В противоположность истории нормального индивида, эта циркулярная монотонность является чертой патологической истории.
* * *
Психология эволюции, описывающая симптомы как выражение архаичного поведения, должна быть, следовательно, дополнена психологией генезиса, рассматривающей актуальный смысл этих регрессий в истории. Необходимо найти стиль психологической связности, который даст понимание болезненных феноменов, не обращаясь к моделям референции и не используя описания стадий, сходных с биологическими фазами. Нужно отыскать тот узел психологических значений, начиная с которого исторически упорядочивается болезненное поведение.
Итак, той точкой, в которой сходятся значения, как мы только что видели, является тревога. Психологическую историю больного составляет все поведение, устанавливающее механизмы защиты от амбивалентности эмоциональных противоречий. Но в психологической истории статус тревоги двойственен: именно ее мы обнаруживаем за тканью всех патологических эпизодов субъекта, она их неотступно преследует, но если она уже существует, если эти эпизоды сменяют друг друга, как и попытки ускользнуть от нее, если она сопровождает их, то это потому, что она им предшествовала.
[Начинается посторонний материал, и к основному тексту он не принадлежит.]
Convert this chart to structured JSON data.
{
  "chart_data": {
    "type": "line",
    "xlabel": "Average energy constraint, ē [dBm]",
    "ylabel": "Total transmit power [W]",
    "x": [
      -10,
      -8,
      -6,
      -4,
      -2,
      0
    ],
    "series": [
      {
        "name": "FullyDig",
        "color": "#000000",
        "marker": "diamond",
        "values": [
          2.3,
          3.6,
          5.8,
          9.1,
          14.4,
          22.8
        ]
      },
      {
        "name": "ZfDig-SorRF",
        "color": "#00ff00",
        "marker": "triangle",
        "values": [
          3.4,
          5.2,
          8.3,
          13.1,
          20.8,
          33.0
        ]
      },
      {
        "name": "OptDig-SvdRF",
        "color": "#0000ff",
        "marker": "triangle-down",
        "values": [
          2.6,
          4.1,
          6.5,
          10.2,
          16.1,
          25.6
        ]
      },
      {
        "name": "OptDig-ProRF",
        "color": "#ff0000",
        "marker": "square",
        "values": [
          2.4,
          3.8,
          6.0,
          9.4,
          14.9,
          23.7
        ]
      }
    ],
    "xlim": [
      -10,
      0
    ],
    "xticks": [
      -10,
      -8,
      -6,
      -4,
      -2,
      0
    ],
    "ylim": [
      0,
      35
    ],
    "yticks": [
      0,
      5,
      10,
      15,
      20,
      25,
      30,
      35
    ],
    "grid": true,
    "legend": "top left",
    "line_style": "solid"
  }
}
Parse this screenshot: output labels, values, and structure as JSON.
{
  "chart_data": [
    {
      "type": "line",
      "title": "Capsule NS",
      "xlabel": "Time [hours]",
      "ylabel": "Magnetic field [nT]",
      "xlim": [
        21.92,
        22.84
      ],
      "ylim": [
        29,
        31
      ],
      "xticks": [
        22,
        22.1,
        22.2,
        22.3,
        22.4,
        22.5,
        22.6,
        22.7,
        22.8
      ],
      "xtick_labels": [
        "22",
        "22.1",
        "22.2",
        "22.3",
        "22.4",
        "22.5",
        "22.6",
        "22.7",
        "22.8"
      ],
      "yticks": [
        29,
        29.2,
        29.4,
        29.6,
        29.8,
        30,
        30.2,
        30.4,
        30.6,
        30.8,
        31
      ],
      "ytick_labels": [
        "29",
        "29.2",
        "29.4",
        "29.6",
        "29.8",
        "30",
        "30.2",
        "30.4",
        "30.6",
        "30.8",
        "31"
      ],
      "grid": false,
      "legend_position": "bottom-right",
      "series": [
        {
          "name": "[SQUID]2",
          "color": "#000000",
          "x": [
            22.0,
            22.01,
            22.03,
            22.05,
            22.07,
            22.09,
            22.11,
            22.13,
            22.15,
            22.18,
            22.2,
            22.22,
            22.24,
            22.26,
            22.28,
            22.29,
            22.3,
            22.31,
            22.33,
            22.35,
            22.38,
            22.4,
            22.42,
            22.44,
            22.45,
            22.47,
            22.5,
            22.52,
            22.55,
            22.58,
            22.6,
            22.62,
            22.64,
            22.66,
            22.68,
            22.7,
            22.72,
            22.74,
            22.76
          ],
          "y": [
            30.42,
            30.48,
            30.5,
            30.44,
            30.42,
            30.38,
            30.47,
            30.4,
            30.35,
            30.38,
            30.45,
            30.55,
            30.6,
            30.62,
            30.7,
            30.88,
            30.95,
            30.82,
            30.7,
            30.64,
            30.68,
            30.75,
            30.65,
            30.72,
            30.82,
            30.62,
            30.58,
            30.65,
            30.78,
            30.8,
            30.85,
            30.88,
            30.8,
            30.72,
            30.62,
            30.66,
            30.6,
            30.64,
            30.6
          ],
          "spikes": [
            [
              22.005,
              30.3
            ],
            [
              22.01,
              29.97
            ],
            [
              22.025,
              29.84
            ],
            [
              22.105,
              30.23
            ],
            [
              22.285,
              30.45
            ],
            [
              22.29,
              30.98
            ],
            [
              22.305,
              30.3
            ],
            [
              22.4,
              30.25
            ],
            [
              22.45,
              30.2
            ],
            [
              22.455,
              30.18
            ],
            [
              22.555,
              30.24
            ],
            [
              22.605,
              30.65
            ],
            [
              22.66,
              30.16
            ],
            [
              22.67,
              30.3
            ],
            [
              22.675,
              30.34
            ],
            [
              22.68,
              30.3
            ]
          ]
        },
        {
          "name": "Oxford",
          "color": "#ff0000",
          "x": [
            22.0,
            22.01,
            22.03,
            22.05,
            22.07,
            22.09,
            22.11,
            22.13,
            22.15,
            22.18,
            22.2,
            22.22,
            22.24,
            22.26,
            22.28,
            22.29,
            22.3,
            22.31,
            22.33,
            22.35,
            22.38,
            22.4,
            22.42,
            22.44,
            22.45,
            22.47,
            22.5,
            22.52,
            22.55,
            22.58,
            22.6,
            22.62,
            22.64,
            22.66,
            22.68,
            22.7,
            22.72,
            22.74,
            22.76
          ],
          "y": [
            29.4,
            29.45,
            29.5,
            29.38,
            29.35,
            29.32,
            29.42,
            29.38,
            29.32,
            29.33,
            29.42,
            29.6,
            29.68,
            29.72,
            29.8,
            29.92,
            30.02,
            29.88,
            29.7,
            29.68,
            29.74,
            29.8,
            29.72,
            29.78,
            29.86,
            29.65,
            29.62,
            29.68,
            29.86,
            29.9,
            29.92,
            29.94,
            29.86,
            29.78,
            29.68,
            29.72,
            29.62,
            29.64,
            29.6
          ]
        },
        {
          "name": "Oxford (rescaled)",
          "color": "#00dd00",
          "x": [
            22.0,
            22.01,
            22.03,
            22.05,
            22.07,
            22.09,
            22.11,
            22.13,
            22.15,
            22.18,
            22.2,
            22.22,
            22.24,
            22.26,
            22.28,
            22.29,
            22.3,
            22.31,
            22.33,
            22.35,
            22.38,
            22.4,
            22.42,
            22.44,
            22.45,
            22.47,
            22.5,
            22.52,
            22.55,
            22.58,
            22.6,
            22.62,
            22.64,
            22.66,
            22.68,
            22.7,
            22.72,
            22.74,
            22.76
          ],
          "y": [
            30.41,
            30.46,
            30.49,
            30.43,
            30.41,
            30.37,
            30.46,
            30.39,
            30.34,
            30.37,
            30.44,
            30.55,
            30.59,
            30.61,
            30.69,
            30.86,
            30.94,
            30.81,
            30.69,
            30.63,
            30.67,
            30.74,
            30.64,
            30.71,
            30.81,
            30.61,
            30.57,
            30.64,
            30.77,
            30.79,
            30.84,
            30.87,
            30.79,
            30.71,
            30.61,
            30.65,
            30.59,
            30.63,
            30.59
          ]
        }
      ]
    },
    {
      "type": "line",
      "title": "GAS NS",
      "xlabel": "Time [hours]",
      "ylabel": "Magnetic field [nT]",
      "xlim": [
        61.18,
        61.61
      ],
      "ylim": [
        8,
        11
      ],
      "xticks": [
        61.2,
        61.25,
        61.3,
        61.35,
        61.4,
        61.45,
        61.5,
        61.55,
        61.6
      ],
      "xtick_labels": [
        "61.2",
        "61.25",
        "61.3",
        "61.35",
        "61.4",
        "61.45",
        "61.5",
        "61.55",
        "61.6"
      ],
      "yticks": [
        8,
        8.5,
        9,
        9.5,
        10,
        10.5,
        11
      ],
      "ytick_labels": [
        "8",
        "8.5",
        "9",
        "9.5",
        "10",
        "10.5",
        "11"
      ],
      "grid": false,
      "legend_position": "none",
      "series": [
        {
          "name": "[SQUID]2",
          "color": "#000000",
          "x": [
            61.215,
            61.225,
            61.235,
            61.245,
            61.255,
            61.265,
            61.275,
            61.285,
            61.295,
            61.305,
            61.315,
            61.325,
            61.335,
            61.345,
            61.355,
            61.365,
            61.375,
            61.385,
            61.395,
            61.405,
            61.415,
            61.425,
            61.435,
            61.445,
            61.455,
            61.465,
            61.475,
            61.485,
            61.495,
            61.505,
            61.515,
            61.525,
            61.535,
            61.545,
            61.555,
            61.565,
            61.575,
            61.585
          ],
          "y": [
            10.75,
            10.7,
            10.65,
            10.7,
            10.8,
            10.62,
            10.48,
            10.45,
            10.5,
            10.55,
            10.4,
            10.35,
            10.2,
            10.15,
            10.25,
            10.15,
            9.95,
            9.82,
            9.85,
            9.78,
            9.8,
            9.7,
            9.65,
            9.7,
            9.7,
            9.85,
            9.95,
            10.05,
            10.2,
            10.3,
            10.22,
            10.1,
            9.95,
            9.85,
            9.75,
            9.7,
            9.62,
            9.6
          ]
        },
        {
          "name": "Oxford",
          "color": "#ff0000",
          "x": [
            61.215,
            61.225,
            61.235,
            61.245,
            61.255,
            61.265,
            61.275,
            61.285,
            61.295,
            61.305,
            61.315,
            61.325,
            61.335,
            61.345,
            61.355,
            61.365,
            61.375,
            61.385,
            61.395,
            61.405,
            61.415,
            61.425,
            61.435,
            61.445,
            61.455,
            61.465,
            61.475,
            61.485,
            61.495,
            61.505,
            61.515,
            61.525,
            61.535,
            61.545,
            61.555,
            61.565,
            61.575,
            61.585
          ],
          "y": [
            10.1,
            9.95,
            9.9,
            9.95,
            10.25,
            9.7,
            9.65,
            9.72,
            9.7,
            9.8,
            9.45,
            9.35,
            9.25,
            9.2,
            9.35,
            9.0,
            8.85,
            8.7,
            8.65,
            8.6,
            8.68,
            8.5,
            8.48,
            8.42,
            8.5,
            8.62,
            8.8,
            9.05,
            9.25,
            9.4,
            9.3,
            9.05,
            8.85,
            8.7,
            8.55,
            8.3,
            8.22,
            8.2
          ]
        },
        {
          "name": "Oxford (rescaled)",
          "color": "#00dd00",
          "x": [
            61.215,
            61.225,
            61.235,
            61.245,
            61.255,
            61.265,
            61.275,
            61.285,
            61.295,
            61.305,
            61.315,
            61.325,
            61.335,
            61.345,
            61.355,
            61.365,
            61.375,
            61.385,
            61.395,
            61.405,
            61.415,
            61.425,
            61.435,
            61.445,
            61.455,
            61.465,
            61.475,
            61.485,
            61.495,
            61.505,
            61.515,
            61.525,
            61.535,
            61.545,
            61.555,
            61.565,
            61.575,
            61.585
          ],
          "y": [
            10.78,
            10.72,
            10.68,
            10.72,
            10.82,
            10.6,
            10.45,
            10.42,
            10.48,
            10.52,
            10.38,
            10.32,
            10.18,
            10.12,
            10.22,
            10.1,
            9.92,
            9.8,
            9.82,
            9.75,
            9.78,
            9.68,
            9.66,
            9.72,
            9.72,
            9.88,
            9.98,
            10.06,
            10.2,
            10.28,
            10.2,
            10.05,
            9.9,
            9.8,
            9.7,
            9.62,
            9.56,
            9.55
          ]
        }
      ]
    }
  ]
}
Почему один индивид обнаруживает в ситуации лишь разрешимый конфликт, а другой — противоречие, от которого прячется в патологию? Почему одна и та же Эдипова амбивалентность будет преодолена одним, тогда как у другого вызовет длительную череду патологических механизмов? Именно саму необходимость индивидуальная история обозначает как проблему, при этом не обосновывая ее. Чтобы противоречие было пережито в тревожном модусе амбивалентности, чтобы в конфликте больной погрузился в круговорот патологических механизмов защиты, тревога, которая трансформировала бы амбивалентность ситуации в амбивалентность реакций, должна уже присутствовать. Если тревога заполняет историю индивида, то именно потому, что она является ее принципом и ее основанием; как отправной пункт она определяет некий стиль опыта, которым отмечены порождаемые ею травмы, психологические механизмы, используемые ею в патологических эпизодах формы повторения, поскольку тревога есть a priori существования.
Анализ эволюции определил болезнь как возможность, индивидуальная история позволяет рассмотреть ее как факт психологического будущего. Но теперь ее нужно осмыслить в ее экзистенциальной необходимости.